Lubaina Himid: Work from Underneath
June 26 – October 6 2019
In June 2019, the New Museum debuted an entirely new body of work by Turner Prize–winning British artist Lubaina Himid, which marked the artist’s first solo museum exhibition in the United States. A pioneer of the British Black Arts Movement of the 1980s and ’90s, Himid’s work long championed marginalized histories. Her drawings, paintings, sculptures, and textile work critiqued the consequences of colonialism and questioned the invisibility of people of color in art and the media. While larger historical narratives were often the driving force behind her images and installations, Himid’s works beckoned viewers by attending to the unmonumental details of daily life.
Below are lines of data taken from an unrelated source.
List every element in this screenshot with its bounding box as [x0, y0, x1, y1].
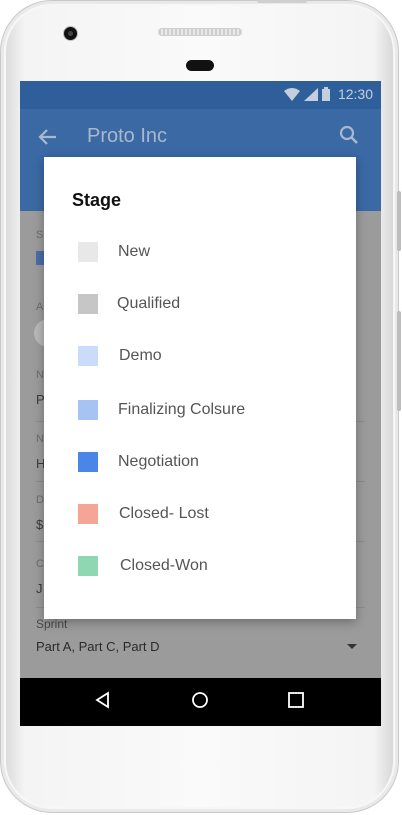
- option-label: Qualified: [117, 295, 181, 312]
- option-label: Closed-Won: [120, 557, 208, 574]
- power-button: [257, 0, 307, 3]
- color-swatch: [78, 504, 98, 524]
- option-label: New: [118, 243, 151, 260]
- field-label: C: [36, 558, 44, 570]
- option-label: Negotiation: [118, 453, 199, 470]
- status-bar: 12:30: [20, 81, 381, 109]
- phone-frame: 12:30 Proto Inc S A N P N H D $ C J Spri…: [0, 0, 401, 813]
- dropdown-arrow-icon[interactable]: [347, 644, 357, 649]
- nav-home-icon[interactable]: [190, 690, 210, 710]
- status-time: 12:30: [337, 86, 373, 102]
- color-swatch: [78, 400, 98, 420]
- stage-option-demo[interactable]: Demo: [78, 345, 162, 367]
- nav-recents-icon[interactable]: [286, 690, 306, 710]
- battery-icon: [321, 87, 330, 101]
- signal-icon: [303, 87, 318, 101]
- stage-option-closed-won[interactable]: Closed-Won: [78, 555, 208, 577]
- sprint-value[interactable]: Part A, Part C, Part D: [36, 639, 160, 654]
- field-label: N: [36, 369, 44, 381]
- screen-bottom-edge: [20, 723, 381, 726]
- color-swatch: [78, 346, 98, 366]
- color-swatch: [78, 242, 98, 262]
- stage-dialog: Stage New Qualified Demo Finalizing Cols…: [44, 157, 356, 619]
- field-label: A: [36, 301, 44, 313]
- proximity-sensor: [186, 60, 214, 71]
- field-label: D: [36, 494, 44, 506]
- side-button: [397, 311, 401, 411]
- navigation-bar: [20, 678, 381, 723]
- stage-option-finalizing[interactable]: Finalizing Colsure: [78, 399, 245, 421]
- back-arrow-icon[interactable]: [36, 125, 64, 149]
- search-icon[interactable]: [337, 123, 361, 147]
- volume-button: [397, 191, 401, 251]
- field-label: S: [36, 229, 44, 241]
- stage-option-qualified[interactable]: Qualified: [78, 293, 180, 315]
- stage-option-new[interactable]: New: [78, 241, 150, 263]
- field-label: N: [36, 433, 44, 445]
- front-camera: [63, 26, 78, 41]
- field-value[interactable]: $: [36, 517, 43, 532]
- color-swatch: [78, 452, 98, 472]
- earpiece-speaker: [158, 28, 242, 36]
- wifi-icon: [283, 87, 300, 101]
- sprint-label: Sprint: [36, 617, 68, 631]
- stage-option-negotiation[interactable]: Negotiation: [78, 451, 199, 473]
- option-label: Finalizing Colsure: [118, 401, 246, 418]
- page-title: Proto Inc: [87, 125, 168, 147]
- nav-back-icon[interactable]: [93, 690, 113, 710]
- color-swatch: [78, 294, 98, 314]
- option-label: Closed- Lost: [119, 505, 209, 522]
- field-value[interactable]: J: [36, 581, 43, 596]
- color-swatch: [78, 556, 98, 576]
- stage-option-closed-lost[interactable]: Closed- Lost: [78, 503, 209, 525]
- dialog-title: Stage: [72, 190, 122, 210]
- option-label: Demo: [119, 347, 162, 364]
Bright, graphic, and rich in color and symbolic referents, her images recalled history paintings and eighteenth-century British satirical cartoons. In many works, the presence of language and poetry—sometimes drawn from the work of writers such as Audre Lorde, Essex Hemphill, or James Baldwin—punctuated the silence of her images with commands, instructions, or utterances that were at once stark and tender. While Himid’s practice was grounded in painting, she identified less as a painter and more as “a political strategist who used a visual language to encourage conversation, argument, and change.”
The exhibition’s title, “Work from Underneath,” borrowed from the dictums of health and safety manuals but doubled as a subversive proclamation. With the sculptures, paintings, textiles, and sound works that comprised the exhibition, Himid examined how language and architecture generate a sense of danger or safety, fragility, or stability.
This exhibition was curated by Natalie Bell, Associate Curator.